Saturday, December 18, 2010

Bloomberg Officially Qualifed to be President

He says he's not running even though he keeps pushing the idea and has stooges lined up with him just in case. Considering now how he's spearheaded a total boondoggle costing at least $80 million I'd say he's primed for higher office.
Mayor Bloomberg Friday offered a simple explanation for how the bloated CityTime project became a nest of fraud.

Stuff happens.

"You can't look every place," the mayor said on his weekly WOR radio appearance. "I'm not trying to excuse it. It is something we certainly should focus on. On the other hand, if you want to know how big projects have big things that slip through the cracks, this is as good an example as you need."

In response, critics wondered how such a debacle could occur under the nose of a mayor who prides himself on his managerial skills.

"We need you to do what you said you could do, which is manage finances," said Councilman Jumaane Williams (D-Brooklyn).

The mayor's explanation came after four highly paid CityTime consultants and two others were arrested on charges of siphoning $80 million out of a project where costs have ballooned radically.

CityTime, an attempt to convert thousands of public employees to electronic timesheets, is years behind schedule and hundreds of millions of dollars overbudget.

As part of its expanding probe, the city Department of Investigation spoke on Thursday with Joel Bondy, the director of the Office of Payroll Administration, which oversaw the project, sources say.
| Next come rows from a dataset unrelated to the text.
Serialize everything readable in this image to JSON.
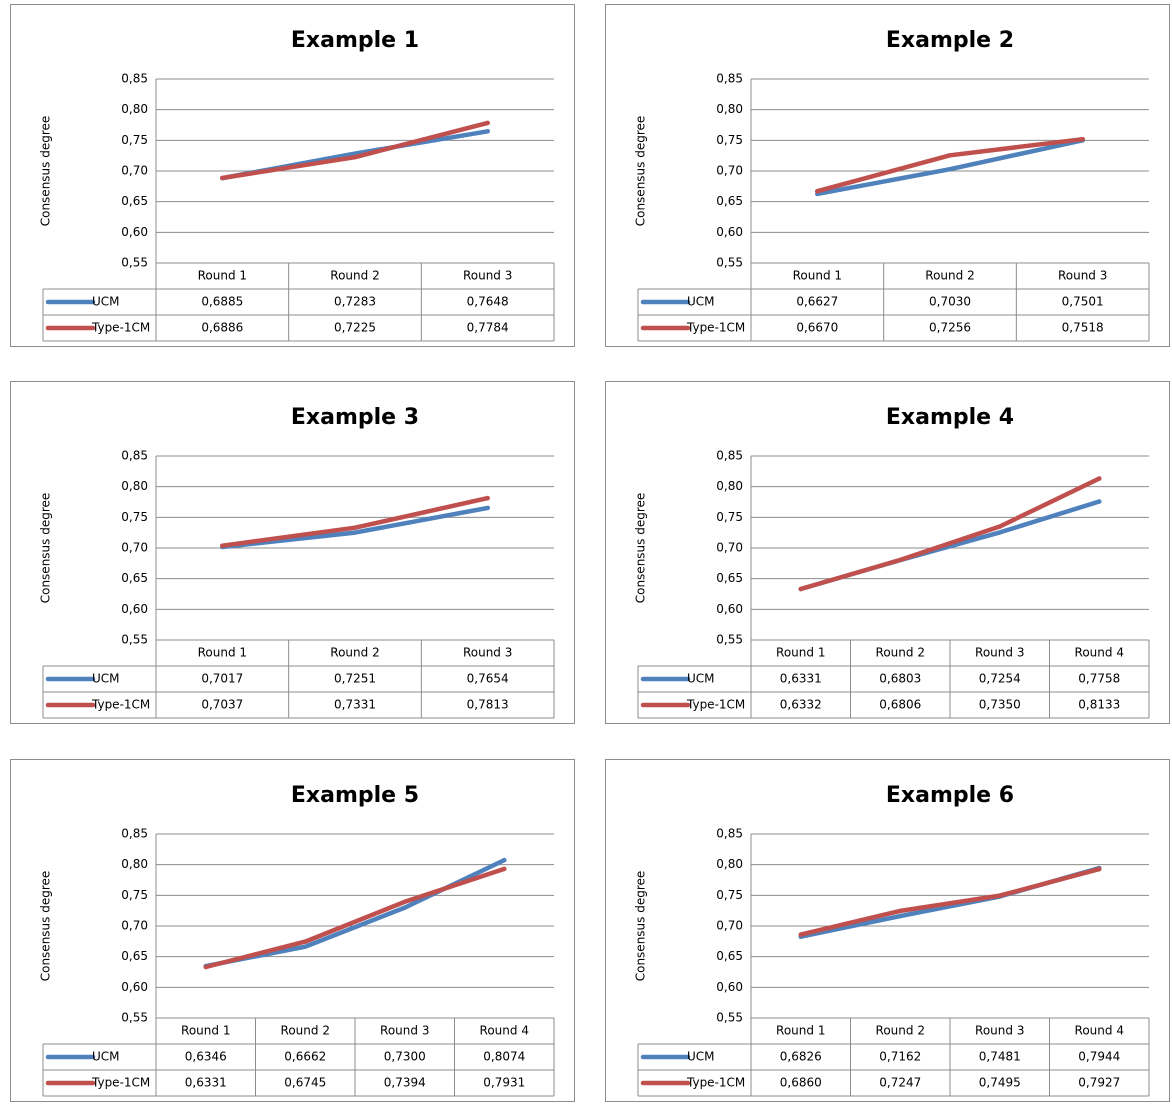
{
  "chart_data": [
    {
      "type": "line",
      "title": "Example 1",
      "ylabel": "Consensus degree",
      "ylim": [
        0.55,
        0.85
      ],
      "yticks": [
        "0,55",
        "0,60",
        "0,65",
        "0,70",
        "0,75",
        "0,80",
        "0,85"
      ],
      "categories": [
        "Round 1",
        "Round 2",
        "Round 3"
      ],
      "series": [
        {
          "name": "UCM",
          "color": "#4f81bd",
          "values": [
            0.6885,
            0.7283,
            0.7648
          ],
          "labels": [
            "0,6885",
            "0,7283",
            "0,7648"
          ]
        },
        {
          "name": "Type-1CM",
          "color": "#c0504d",
          "values": [
            0.6886,
            0.7225,
            0.7784
          ],
          "labels": [
            "0,6886",
            "0,7225",
            "0,7784"
          ]
        }
      ]
    },
    {
      "type": "line",
      "title": "Example 2",
      "ylabel": "Consensus degree",
      "ylim": [
        0.55,
        0.85
      ],
      "yticks": [
        "0,55",
        "0,60",
        "0,65",
        "0,70",
        "0,75",
        "0,80",
        "0,85"
      ],
      "categories": [
        "Round 1",
        "Round 2",
        "Round 3"
      ],
      "series": [
        {
          "name": "UCM",
          "color": "#4f81bd",
          "values": [
            0.6627,
            0.703,
            0.7501
          ],
          "labels": [
            "0,6627",
            "0,7030",
            "0,7501"
          ]
        },
        {
          "name": "Type-1CM",
          "color": "#c0504d",
          "values": [
            0.667,
            0.7256,
            0.7518
          ],
          "labels": [
            "0,6670",
            "0,7256",
            "0,7518"
          ]
        }
      ]
    },
    {
      "type": "line",
      "title": "Example 3",
      "ylabel": "Consensus degree",
      "ylim": [
        0.55,
        0.85
      ],
      "yticks": [
        "0,55",
        "0,60",
        "0,65",
        "0,70",
        "0,75",
        "0,80",
        "0,85"
      ],
      "categories": [
        "Round 1",
        "Round 2",
        "Round 3"
      ],
      "series": [
        {
          "name": "UCM",
          "color": "#4f81bd",
          "values": [
            0.7017,
            0.7251,
            0.7654
          ],
          "labels": [
            "0,7017",
            "0,7251",
            "0,7654"
          ]
        },
        {
          "name": "Type-1CM",
          "color": "#c0504d",
          "values": [
            0.7037,
            0.7331,
            0.7813
          ],
          "labels": [
            "0,7037",
            "0,7331",
            "0,7813"
          ]
        }
      ]
    },
    {
      "type": "line",
      "title": "Example 4",
      "ylabel": "Consensus degree",
      "ylim": [
        0.55,
        0.85
      ],
      "yticks": [
        "0,55",
        "0,60",
        "0,65",
        "0,70",
        "0,75",
        "0,80",
        "0,85"
      ],
      "categories": [
        "Round 1",
        "Round 2",
        "Round 3",
        "Round 4"
      ],
      "series": [
        {
          "name": "UCM",
          "color": "#4f81bd",
          "values": [
            0.6331,
            0.6803,
            0.7254,
            0.7758
          ],
          "labels": [
            "0,6331",
            "0,6803",
            "0,7254",
            "0,7758"
          ]
        },
        {
          "name": "Type-1CM",
          "color": "#c0504d",
          "values": [
            0.6332,
            0.6806,
            0.735,
            0.8133
          ],
          "labels": [
            "0,6332",
            "0,6806",
            "0,7350",
            "0,8133"
          ]
        }
      ]
    },
    {
      "type": "line",
      "title": "Example 5",
      "ylabel": "Consensus degree",
      "ylim": [
        0.55,
        0.85
      ],
      "yticks": [
        "0,55",
        "0,60",
        "0,65",
        "0,70",
        "0,75",
        "0,80",
        "0,85"
      ],
      "categories": [
        "Round 1",
        "Round 2",
        "Round 3",
        "Round 4"
      ],
      "series": [
        {
          "name": "UCM",
          "color": "#4f81bd",
          "values": [
            0.6346,
            0.6662,
            0.73,
            0.8074
          ],
          "labels": [
            "0,6346",
            "0,6662",
            "0,7300",
            "0,8074"
          ]
        },
        {
          "name": "Type-1CM",
          "color": "#c0504d",
          "values": [
            0.6331,
            0.6745,
            0.7394,
            0.7931
          ],
          "labels": [
            "0,6331",
            "0,6745",
            "0,7394",
            "0,7931"
          ]
        }
      ]
    },
    {
      "type": "line",
      "title": "Example 6",
      "ylabel": "Consensus degree",
      "ylim": [
        0.55,
        0.85
      ],
      "yticks": [
        "0,55",
        "0,60",
        "0,65",
        "0,70",
        "0,75",
        "0,80",
        "0,85"
      ],
      "categories": [
        "Round 1",
        "Round 2",
        "Round 3",
        "Round 4"
      ],
      "series": [
        {
          "name": "UCM",
          "color": "#4f81bd",
          "values": [
            0.6826,
            0.7162,
            0.7481,
            0.7944
          ],
          "labels": [
            "0,6826",
            "0,7162",
            "0,7481",
            "0,7944"
          ]
        },
        {
          "name": "Type-1CM",
          "color": "#c0504d",
          "values": [
            0.686,
            0.7247,
            0.7495,
            0.7927
          ],
          "labels": [
            "0,6860",
            "0,7247",
            "0,7495",
            "0,7927"
          ]
        }
      ]
    }
  ]
}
Later that day, Bondy was suspended without pay.

Investigators say the alleged ringleader of the conspiracy, Mark Mazer, had unusual access to Bondy during the project. A lawyer for Mazer insisted yesterday that his client made no payments to Bondy.

"Joel Bondy did not receive a dollar from my client," said attorney Gerald Shargel. "Plainly stated, there was no corruption. The relationship between Mr. Mazer and Mr. Bondy was well within ethical and legal boundaries."
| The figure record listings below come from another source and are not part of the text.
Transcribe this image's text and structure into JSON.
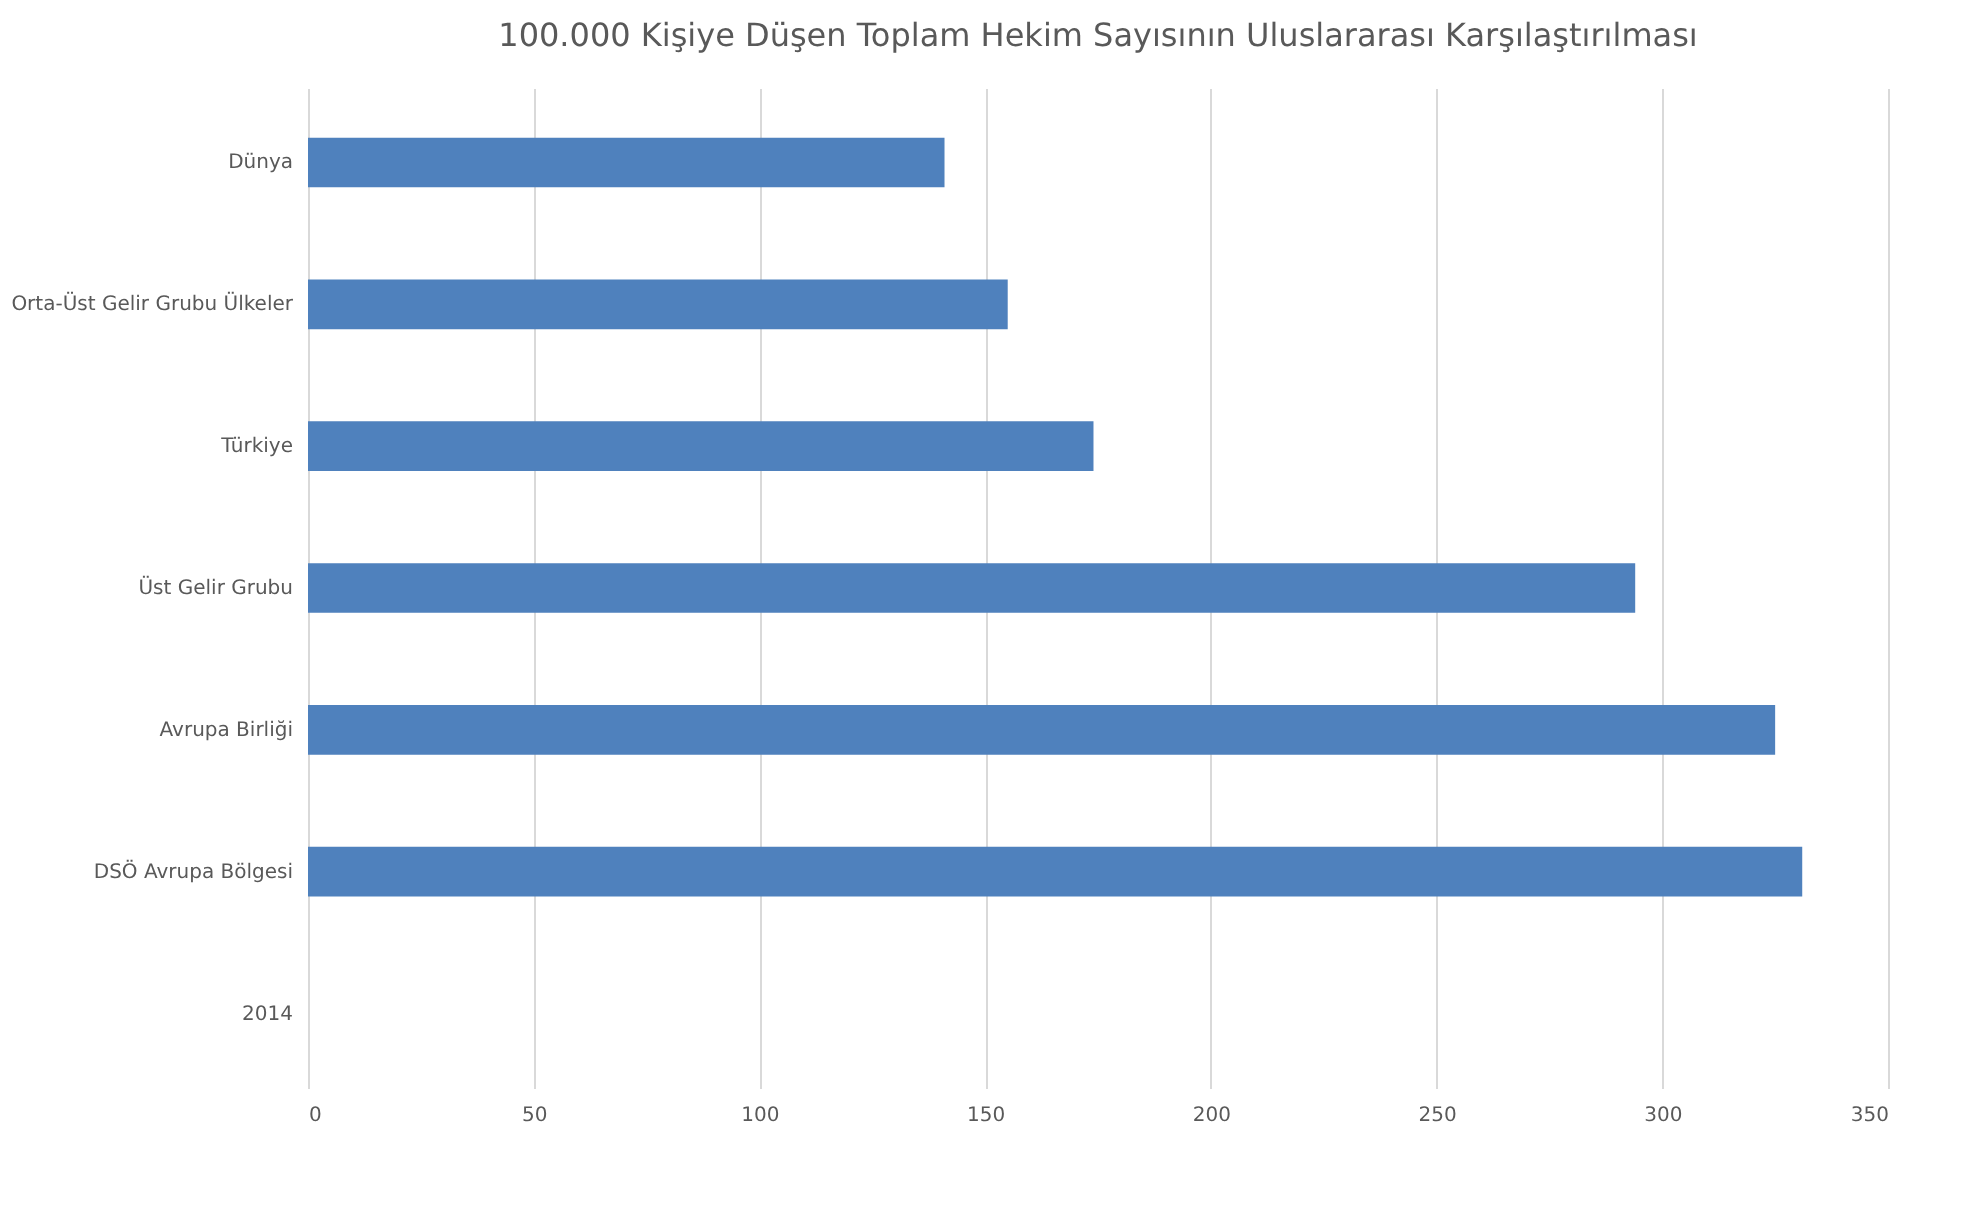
{
  "chart_data": {
    "type": "bar",
    "orientation": "horizontal",
    "title": "100.000 Kişiye Düşen Toplam Hekim Sayısının Uluslararası Karşılaştırılması",
    "categories": [
      "Dünya",
      "Orta-Üst Gelir Grubu Ülkeler",
      "Türkiye",
      "Üst Gelir Grubu",
      "Avrupa Birliği",
      "DSÖ Avrupa Bölgesi",
      "2014"
    ],
    "values": [
      141,
      155,
      174,
      294,
      325,
      331,
      null
    ],
    "color": "#4f81bd",
    "xlim": [
      0,
      350
    ],
    "xticks": [
      0,
      50,
      100,
      150,
      200,
      250,
      300,
      350
    ],
    "grid": "x"
  }
}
The DOI investigation alleges Mazer and three other computer consultants stole millions of taxpayer dollars by inflating consultant hours and fees and funneling the profits through a network of shell corporations.
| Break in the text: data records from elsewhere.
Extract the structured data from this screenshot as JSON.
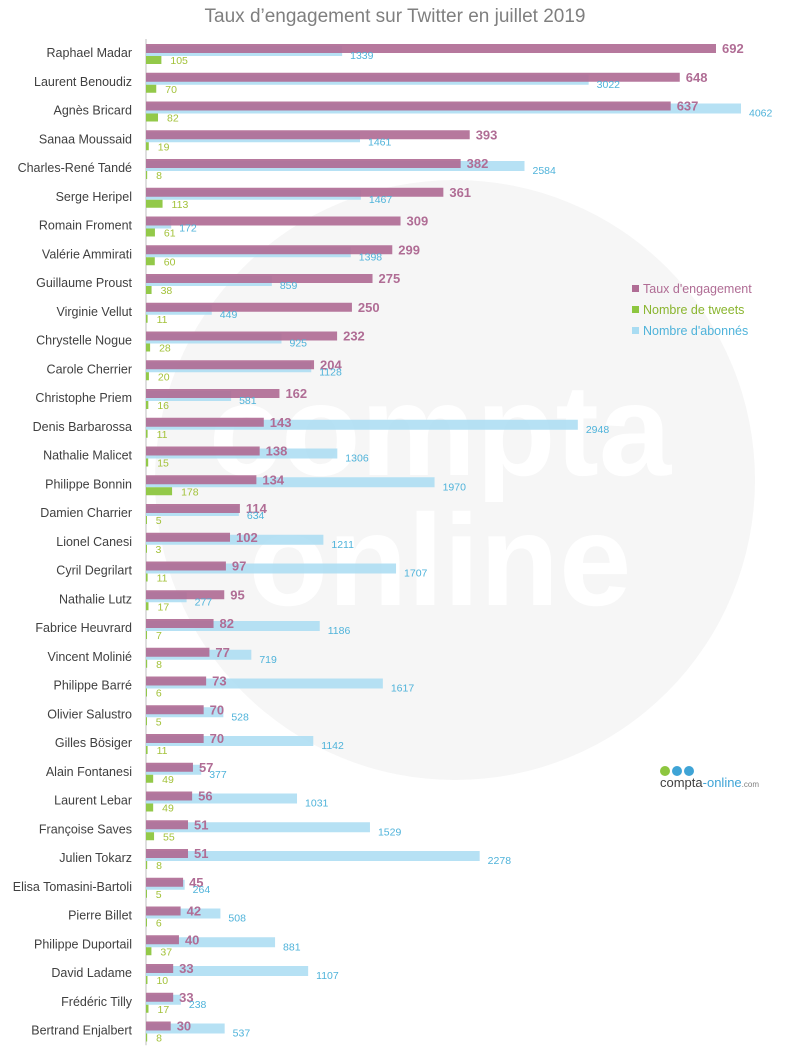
{
  "title": "Taux d’engagement sur Twitter en juillet 2019",
  "logo": {
    "name": "compta",
    "accent": "-online",
    "tld": ".com",
    "dot_colors": [
      "#8dc63f",
      "#3fa4d6",
      "#3fa4d6"
    ]
  },
  "watermark": {
    "line1": "compta",
    "line2": "online"
  },
  "colors": {
    "engagement": "#b06d95",
    "tweets": "#8dc63f",
    "abonnes": "#a9dcf2"
  },
  "chart_data": {
    "type": "bar",
    "orientation": "horizontal",
    "title": "Taux d’engagement sur Twitter en juillet 2019",
    "legend_position": "right",
    "grid": false,
    "categories": [
      "Raphael Madar",
      "Laurent Benoudiz",
      "Agnès Bricard",
      "Sanaa Moussaid",
      "Charles-René Tandé",
      "Serge Heripel",
      "Romain Froment",
      "Valérie Ammirati",
      "Guillaume Proust",
      "Virginie Vellut",
      "Chrystelle Nogue",
      "Carole Cherrier",
      "Christophe Priem",
      "Denis Barbarossa",
      "Nathalie Malicet",
      "Philippe Bonnin",
      "Damien Charrier",
      "Lionel Canesi",
      "Cyril Degrilart",
      "Nathalie Lutz",
      "Fabrice Heuvrard",
      "Vincent Molinié",
      "Philippe Barré",
      "Olivier Salustro",
      "Gilles Bösiger",
      "Alain Fontanesi",
      "Laurent Lebar",
      "Françoise Saves",
      "Julien Tokarz",
      "Elisa Tomasini-Bartoli",
      "Pierre Billet",
      "Philippe Duportail",
      "David Ladame",
      "Frédéric Tilly",
      "Bertrand Enjalbert"
    ],
    "series": [
      {
        "name": "Taux d'engagement",
        "color": "#b06d95",
        "values": [
          692,
          648,
          637,
          393,
          382,
          361,
          309,
          299,
          275,
          250,
          232,
          204,
          162,
          143,
          138,
          134,
          114,
          102,
          97,
          95,
          82,
          77,
          73,
          70,
          70,
          57,
          56,
          51,
          51,
          45,
          42,
          40,
          33,
          33,
          30
        ]
      },
      {
        "name": "Nombre de tweets",
        "color": "#8dc63f",
        "values": [
          105,
          70,
          82,
          19,
          8,
          113,
          61,
          60,
          38,
          11,
          28,
          20,
          16,
          11,
          15,
          178,
          5,
          3,
          11,
          17,
          7,
          8,
          6,
          5,
          11,
          49,
          49,
          55,
          8,
          5,
          6,
          37,
          10,
          17,
          8
        ]
      },
      {
        "name": "Nombre d'abonnés",
        "color": "#a9dcf2",
        "values": [
          1339,
          3022,
          4062,
          1461,
          2584,
          1467,
          172,
          1398,
          859,
          449,
          925,
          1128,
          581,
          2948,
          1306,
          1970,
          634,
          1211,
          1707,
          277,
          1186,
          719,
          1617,
          528,
          1142,
          377,
          1031,
          1529,
          2278,
          264,
          508,
          881,
          1107,
          238,
          537
        ]
      }
    ]
  }
}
Some shells were set up by Mazer's wife and mother, both of whom were arrested.

Manhattan U.S. Attorney Preet Bharara alleged that Mazer and his subordinate, Scott Berger, signed off on dozens of bogus timesheets to inflate their take.

Yesterday the city also stopped payment to a pre-K school owned by Mazer's wife, Svetlana. This year, the city has paid the ABC Preschool in Woodside, Queens, $237,000.

On the radio show, Bloomberg claimed the city would recover the money stolen by insiders but admitted the scandal undermines public trust in government.
On the upside, none of those arrested have high cholesterol or ingested too much salt, so all is well.